POSITION attribute identifies a token by specifying its position in a text. The token will be recognized in a text, if it is found in the specified position.
The syntax is:
POSITION(position1[, position2, ...])
POSITIONis the attribute name and must be written in uppercase.
position#refers to a list of predefined values identifying key positions for textual elements inside the document itself. These textual elements include any sequence of alphabetical characters, numbers and punctuation marks.
A rule using the
POSITION attribute will be valid, only if the position is specified in a predefined format. All positions, with a brief description for each one of them, are listed in the table below.

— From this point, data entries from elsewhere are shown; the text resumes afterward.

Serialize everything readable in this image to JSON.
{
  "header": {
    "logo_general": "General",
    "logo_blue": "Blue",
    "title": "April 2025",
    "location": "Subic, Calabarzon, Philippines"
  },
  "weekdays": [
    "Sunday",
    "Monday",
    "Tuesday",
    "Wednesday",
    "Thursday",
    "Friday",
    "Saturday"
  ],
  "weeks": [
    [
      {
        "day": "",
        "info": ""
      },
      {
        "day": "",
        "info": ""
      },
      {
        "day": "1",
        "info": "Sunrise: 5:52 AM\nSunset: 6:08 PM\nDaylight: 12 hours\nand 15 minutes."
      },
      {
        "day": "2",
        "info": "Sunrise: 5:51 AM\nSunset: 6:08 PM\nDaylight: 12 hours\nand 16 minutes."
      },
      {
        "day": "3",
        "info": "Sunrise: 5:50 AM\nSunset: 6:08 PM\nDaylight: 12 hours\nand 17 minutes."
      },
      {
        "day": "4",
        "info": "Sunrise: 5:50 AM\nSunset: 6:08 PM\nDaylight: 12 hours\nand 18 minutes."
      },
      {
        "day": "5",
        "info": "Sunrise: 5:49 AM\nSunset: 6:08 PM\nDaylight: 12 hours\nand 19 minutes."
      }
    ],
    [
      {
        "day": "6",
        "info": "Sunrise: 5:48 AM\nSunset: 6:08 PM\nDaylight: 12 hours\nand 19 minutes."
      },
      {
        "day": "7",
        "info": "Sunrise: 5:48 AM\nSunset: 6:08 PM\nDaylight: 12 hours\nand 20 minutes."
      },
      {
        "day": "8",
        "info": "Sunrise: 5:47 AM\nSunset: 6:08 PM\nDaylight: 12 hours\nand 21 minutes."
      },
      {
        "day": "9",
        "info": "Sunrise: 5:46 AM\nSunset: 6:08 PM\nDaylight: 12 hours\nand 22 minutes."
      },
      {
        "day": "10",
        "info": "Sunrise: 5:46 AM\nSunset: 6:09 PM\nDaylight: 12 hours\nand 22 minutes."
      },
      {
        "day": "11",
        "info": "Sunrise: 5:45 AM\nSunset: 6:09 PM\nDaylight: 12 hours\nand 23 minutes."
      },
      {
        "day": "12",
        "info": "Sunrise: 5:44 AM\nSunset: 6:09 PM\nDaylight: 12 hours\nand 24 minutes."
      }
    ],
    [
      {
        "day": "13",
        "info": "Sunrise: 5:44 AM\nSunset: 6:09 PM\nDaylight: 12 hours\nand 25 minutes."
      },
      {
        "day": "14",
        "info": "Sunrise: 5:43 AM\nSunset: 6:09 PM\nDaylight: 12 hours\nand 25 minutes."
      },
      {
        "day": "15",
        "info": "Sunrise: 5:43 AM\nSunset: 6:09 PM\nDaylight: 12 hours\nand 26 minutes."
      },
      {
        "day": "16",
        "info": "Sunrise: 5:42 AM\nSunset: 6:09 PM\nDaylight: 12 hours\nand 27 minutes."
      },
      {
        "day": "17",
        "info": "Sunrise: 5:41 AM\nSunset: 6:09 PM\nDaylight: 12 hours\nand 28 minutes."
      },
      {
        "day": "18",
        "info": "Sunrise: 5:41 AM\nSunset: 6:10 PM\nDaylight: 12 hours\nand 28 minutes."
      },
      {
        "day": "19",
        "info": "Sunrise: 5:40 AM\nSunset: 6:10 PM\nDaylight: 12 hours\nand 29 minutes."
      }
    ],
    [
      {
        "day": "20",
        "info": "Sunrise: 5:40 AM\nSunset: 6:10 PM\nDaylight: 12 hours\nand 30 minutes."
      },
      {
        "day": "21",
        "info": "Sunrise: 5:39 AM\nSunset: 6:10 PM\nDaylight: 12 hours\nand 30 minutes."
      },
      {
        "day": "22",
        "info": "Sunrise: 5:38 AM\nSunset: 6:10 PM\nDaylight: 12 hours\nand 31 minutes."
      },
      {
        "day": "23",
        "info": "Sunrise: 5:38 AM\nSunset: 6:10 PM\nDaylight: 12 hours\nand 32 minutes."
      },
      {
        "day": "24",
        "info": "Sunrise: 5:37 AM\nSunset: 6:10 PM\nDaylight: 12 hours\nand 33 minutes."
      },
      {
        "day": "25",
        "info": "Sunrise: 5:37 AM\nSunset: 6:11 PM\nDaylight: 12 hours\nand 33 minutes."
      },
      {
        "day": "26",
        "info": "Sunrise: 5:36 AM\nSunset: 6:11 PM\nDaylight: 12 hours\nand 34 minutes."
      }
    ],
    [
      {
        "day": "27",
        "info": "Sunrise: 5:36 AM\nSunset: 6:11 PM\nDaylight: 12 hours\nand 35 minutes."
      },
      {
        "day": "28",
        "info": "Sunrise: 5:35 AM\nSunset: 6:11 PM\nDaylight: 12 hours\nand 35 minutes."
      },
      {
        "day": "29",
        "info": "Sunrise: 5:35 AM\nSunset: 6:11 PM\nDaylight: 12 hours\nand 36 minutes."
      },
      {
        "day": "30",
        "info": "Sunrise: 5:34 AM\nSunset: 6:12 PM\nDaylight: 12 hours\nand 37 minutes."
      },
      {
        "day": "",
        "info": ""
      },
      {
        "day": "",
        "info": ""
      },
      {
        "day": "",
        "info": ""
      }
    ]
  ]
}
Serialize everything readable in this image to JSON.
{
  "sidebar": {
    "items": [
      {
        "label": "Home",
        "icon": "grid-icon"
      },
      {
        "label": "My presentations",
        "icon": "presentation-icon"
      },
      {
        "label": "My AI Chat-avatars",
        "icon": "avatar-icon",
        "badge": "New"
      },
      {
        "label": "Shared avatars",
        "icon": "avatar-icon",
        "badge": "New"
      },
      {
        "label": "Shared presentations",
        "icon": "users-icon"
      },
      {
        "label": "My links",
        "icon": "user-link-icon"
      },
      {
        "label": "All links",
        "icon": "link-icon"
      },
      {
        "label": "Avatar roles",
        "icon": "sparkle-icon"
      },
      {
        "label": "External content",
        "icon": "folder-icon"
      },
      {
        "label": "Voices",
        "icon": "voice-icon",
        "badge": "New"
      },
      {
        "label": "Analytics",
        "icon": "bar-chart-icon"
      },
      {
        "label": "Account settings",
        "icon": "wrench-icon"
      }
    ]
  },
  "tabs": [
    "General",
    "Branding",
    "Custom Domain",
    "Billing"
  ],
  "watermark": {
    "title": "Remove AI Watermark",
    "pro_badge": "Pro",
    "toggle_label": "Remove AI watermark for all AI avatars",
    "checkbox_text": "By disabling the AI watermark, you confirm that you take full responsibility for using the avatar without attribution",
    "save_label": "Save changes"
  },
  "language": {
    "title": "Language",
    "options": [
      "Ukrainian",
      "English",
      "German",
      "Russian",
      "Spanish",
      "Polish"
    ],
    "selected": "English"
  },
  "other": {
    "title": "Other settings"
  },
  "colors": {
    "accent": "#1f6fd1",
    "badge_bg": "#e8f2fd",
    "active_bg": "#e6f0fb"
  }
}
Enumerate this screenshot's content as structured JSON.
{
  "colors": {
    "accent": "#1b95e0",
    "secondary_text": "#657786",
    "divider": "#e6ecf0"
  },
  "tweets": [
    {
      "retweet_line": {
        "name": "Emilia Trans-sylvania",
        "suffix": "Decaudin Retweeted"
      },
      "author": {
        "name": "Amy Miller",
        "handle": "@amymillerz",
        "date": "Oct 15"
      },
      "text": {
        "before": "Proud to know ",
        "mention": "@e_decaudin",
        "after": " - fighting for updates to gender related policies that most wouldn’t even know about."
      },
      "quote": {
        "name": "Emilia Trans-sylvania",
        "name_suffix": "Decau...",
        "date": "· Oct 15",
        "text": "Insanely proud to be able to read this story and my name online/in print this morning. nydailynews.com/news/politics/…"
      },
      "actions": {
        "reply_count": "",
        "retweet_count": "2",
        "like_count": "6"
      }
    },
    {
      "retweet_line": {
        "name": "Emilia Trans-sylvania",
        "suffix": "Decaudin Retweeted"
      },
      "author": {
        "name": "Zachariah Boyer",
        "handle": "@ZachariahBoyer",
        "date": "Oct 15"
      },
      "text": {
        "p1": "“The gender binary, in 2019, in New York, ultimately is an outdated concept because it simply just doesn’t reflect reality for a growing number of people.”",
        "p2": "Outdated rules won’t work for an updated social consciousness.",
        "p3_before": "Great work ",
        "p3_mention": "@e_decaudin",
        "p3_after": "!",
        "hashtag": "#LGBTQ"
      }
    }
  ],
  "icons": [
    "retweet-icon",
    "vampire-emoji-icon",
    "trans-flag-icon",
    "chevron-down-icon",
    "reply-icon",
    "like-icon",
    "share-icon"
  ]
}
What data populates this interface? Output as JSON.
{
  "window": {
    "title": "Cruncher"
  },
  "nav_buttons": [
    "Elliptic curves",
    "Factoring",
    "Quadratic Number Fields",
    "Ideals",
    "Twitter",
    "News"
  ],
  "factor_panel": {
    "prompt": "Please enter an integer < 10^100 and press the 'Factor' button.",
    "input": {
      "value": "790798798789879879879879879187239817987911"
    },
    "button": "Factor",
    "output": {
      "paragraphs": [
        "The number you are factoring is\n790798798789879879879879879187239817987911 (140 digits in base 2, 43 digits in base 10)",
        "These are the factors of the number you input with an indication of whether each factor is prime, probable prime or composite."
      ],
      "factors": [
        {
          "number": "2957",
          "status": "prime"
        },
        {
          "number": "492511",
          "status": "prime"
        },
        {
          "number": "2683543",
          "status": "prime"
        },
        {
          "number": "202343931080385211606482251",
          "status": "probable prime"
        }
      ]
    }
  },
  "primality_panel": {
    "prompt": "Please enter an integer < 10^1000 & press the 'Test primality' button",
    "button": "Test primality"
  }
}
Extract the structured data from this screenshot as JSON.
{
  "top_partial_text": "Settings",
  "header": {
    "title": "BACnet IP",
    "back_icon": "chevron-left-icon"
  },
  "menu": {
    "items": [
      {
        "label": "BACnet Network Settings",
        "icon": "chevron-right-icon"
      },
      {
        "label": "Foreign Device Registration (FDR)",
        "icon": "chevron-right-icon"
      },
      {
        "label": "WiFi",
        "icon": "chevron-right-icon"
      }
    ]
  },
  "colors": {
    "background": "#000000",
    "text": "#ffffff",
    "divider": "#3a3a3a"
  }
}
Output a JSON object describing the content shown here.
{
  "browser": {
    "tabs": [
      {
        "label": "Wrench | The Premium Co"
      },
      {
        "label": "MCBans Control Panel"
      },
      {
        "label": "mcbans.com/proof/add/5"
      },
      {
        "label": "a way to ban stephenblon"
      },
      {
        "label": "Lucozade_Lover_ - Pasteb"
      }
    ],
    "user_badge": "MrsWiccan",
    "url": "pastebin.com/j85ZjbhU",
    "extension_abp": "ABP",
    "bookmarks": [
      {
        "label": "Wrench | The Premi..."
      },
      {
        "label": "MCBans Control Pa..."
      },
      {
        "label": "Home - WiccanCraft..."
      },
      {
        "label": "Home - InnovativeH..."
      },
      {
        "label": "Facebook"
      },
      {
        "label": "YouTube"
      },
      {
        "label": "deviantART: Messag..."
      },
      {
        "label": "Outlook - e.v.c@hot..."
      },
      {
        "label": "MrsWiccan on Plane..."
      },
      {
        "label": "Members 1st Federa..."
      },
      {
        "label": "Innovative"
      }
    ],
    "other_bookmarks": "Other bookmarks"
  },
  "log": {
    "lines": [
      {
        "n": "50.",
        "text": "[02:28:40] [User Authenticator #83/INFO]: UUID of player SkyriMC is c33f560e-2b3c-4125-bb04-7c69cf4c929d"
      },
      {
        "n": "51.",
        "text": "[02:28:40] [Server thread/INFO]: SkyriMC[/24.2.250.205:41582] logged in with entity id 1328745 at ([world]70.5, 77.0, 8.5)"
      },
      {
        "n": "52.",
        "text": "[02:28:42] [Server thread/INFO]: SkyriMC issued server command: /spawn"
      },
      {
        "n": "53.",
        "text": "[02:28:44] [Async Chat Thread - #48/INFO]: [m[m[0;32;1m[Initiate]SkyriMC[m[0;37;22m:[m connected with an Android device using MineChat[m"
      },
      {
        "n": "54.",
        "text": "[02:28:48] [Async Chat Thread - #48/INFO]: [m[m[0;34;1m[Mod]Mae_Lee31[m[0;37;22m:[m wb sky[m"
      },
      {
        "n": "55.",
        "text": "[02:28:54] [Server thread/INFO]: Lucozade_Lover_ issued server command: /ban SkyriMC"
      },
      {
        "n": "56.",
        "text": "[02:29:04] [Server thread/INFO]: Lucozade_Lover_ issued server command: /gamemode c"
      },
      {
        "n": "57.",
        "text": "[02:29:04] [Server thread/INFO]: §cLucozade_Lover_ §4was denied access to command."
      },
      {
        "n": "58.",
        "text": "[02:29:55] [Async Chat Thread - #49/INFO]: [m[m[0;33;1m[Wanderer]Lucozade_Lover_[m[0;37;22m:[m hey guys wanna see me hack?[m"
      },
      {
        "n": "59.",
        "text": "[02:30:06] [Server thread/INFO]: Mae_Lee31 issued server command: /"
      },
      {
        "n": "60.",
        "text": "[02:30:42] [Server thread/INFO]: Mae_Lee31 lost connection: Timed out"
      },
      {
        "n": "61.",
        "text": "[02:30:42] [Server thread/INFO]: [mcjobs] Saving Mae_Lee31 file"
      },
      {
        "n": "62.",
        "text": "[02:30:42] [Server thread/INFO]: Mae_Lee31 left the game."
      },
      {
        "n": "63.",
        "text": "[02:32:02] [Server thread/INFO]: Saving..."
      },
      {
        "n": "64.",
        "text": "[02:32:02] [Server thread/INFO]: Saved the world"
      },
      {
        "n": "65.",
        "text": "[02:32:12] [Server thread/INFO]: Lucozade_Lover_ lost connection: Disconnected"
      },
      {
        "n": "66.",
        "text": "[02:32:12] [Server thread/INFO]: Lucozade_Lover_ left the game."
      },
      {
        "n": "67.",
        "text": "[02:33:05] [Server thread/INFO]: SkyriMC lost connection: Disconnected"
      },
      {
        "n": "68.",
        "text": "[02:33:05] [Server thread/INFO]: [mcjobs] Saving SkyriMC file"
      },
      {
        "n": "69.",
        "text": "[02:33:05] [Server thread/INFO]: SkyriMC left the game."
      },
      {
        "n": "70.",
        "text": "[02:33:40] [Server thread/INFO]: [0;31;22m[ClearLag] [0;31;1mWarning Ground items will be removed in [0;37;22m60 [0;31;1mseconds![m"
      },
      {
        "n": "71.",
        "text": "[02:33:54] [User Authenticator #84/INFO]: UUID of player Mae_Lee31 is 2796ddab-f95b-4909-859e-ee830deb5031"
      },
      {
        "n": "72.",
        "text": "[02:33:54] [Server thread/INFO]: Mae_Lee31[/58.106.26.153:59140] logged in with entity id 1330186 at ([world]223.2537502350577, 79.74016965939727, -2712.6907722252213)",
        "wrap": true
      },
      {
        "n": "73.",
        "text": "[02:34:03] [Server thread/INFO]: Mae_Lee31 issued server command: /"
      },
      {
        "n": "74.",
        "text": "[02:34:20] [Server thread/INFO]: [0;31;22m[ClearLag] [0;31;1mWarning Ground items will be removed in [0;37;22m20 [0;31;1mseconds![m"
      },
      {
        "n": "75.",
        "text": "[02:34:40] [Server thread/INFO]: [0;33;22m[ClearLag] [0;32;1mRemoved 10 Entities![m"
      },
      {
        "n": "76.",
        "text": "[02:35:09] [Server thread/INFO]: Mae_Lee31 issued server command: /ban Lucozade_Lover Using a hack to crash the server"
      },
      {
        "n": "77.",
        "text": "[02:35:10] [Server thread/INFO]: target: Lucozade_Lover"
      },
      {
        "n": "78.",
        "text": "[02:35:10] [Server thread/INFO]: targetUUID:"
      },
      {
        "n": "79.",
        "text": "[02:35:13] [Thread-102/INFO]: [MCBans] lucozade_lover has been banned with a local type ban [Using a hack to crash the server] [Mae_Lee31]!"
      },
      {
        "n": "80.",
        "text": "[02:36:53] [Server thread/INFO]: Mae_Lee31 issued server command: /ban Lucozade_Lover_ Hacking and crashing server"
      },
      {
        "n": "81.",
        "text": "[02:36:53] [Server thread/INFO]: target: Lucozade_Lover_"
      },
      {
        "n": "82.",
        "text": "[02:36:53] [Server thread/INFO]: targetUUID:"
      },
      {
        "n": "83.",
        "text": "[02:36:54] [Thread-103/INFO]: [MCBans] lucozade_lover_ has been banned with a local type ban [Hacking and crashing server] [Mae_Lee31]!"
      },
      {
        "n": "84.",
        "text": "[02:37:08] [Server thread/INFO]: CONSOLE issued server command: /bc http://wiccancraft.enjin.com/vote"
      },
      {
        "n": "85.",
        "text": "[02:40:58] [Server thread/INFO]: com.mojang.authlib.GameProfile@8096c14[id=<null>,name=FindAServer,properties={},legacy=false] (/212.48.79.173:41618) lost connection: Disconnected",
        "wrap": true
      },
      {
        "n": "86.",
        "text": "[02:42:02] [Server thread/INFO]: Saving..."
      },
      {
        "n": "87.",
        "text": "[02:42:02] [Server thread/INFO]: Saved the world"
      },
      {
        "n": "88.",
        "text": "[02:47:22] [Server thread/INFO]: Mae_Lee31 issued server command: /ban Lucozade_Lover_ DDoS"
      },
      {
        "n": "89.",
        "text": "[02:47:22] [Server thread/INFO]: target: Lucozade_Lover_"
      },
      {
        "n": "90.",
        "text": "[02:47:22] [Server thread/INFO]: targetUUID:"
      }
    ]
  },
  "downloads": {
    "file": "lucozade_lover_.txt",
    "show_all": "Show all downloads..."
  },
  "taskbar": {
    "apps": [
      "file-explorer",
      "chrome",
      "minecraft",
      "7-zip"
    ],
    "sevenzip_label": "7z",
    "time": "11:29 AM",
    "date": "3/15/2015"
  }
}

|BEGIN SENTENCE||First token in a sentence|
|END SENTENCE||Last token in a sentence|
|BEGIN PARAGRAPH||First token in a paragraph|
|END PARAGRAPH||Last token in a paragraph|
|BEGIN SECTION||First token in a document|
|END SECTION||Last token in a document|
Please note: the
POSITION attribute, if used alone, is hyper generative. It is highly recommended to use the
POSITION attribute in conjunction with other attributes.
POSITION attribute allows the use of one or more positions in a given statement. A token will be identified in a text, if it is found in the specified position.
This statement would identify any element found at the beginning of a sentence.
For demonstrative purposes, let's imagine the statement above is used alone in rule-writing. In a sentence such as:
Investigators said it could take months to create a full account of the events preceding and during the killing rampage. The State Police officially confirmed the identity of the killer.
The elements that are recognized as the beginning of the sentence would be Investigators and The.